Always the gentleman though, Jay did not let their absence go unmentioned. Just the opposite in fact; he hit the stage running with a cover of “No Sleep ‘Til Brooklyn” as images of the city flashed on the enormous screen behind him (video here). That naturally segued into his own “Brooklyn (Go Hard),” the thematic appropriateness of the transition compensating for the fact that we were in fact not in Brooklyn, nor New York state at all technically. The crowd went hard regardless.

The Jigga man slammed at breakneck pace through a wide range of tracks, from new single “D.O.A. (Death of Autotune)” (already featured on his merch) to old-school material like “Can I Live,” played in honor of Michael Jackson after a prelude of a bit of “I Want You Back.” A man with quite a few hits, he managed to play just about all of them at such rapid-fire pace he avoided the nostalgia feel, ripping from “99 Problems” to “Big Pimpin’” to “Hard Knock Life (Ghetto Anthem)” so professionally in the encore it never seemed obligatory.
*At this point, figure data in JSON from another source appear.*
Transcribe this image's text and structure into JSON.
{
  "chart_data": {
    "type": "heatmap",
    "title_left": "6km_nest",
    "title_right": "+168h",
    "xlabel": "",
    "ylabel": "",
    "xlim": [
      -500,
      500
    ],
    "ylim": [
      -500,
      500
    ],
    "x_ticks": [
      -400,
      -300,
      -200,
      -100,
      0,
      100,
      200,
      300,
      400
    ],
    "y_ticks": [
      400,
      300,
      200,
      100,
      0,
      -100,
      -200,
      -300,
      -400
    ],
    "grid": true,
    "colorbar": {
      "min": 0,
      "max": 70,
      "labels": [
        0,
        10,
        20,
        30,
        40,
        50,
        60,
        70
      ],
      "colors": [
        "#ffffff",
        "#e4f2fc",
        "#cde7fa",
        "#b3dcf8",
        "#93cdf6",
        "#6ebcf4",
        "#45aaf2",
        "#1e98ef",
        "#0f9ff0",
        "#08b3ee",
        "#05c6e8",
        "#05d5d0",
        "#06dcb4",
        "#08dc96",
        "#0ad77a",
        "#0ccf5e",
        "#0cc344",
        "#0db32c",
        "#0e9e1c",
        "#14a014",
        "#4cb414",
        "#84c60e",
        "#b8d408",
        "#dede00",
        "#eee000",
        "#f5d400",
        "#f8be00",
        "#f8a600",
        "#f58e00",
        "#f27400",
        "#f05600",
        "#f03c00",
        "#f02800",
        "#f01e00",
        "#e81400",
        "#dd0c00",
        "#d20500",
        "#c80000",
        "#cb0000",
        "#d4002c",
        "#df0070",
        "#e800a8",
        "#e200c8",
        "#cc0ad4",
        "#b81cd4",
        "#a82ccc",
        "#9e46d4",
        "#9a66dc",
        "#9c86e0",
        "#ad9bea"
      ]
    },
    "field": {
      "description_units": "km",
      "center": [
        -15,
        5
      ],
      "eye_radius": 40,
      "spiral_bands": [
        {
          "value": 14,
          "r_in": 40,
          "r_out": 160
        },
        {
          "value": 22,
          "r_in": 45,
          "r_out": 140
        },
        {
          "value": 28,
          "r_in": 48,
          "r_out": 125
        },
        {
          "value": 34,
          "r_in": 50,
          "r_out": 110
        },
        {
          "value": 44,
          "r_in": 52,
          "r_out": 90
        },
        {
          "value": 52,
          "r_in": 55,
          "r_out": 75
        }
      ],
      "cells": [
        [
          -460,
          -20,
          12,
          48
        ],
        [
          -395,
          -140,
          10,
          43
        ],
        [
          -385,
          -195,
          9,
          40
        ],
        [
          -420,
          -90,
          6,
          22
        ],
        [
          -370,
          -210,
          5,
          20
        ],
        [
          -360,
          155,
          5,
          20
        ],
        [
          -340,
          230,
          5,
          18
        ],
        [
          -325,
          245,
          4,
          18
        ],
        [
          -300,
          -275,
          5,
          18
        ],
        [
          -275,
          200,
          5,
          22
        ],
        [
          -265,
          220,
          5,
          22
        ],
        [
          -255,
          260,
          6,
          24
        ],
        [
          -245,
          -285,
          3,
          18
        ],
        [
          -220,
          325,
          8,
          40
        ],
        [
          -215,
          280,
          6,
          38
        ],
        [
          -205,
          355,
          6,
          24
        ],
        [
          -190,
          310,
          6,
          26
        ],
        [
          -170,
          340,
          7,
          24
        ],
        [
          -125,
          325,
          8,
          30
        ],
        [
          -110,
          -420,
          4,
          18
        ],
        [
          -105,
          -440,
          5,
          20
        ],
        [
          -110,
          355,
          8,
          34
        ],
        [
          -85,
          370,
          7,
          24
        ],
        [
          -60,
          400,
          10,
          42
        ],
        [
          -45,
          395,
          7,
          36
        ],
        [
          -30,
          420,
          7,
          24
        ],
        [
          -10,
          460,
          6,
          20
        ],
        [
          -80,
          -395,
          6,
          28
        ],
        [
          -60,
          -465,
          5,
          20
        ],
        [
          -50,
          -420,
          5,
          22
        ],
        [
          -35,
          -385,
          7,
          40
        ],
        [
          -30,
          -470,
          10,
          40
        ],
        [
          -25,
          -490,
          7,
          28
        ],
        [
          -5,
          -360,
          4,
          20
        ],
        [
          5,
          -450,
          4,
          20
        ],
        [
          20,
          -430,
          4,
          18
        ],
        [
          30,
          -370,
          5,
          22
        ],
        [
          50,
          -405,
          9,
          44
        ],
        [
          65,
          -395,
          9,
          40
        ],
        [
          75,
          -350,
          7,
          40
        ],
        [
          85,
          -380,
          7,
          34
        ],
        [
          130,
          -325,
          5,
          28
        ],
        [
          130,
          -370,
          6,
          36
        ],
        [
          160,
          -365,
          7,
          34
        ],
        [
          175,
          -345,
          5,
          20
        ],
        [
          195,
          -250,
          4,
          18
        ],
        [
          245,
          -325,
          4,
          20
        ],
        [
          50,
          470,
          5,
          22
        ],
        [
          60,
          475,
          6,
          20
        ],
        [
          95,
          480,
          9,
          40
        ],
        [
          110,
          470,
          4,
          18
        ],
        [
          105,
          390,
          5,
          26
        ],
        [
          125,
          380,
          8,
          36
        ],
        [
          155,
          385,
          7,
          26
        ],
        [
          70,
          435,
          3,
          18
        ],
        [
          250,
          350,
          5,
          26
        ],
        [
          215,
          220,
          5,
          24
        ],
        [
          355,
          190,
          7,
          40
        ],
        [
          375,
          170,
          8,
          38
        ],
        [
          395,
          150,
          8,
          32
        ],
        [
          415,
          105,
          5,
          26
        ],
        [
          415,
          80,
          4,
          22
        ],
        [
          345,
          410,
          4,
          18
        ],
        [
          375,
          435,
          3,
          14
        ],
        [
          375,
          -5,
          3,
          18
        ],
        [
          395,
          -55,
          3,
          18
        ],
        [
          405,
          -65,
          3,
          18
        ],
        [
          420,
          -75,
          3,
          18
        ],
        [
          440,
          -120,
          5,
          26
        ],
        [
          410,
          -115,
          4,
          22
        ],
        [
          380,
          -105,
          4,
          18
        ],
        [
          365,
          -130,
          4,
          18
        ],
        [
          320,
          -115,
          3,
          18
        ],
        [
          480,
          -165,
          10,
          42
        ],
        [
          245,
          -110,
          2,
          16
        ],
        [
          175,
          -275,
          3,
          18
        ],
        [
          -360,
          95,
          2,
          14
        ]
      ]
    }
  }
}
All the credit cannot go to Jay however. His ace ten-piece backing band rendered the onstage DJ all but irrelevant, hitting every bump and grind in the beats to let Jay’s delivery flow naturally of its own accord. They dropped loud Linkin Park riffs for closing “Encore” and funky keyboard swirls for “Big Pimpin’,” but stepped back when necessary, such as when Jay premiered an impromptu a cappella verse off his upcoming Blueprint 3. Admittedly, most of the crowd probably didn’t care as much as he thought we did about that hard-to-hear teaser, but after two decades at the top of the game Jay-Z has earned the right to be cocky about his appeal. Confidence needn't lead to complacency though, and Jay played a man with something to prove. What? Perhaps he was proving simply that he has nothing left to prove.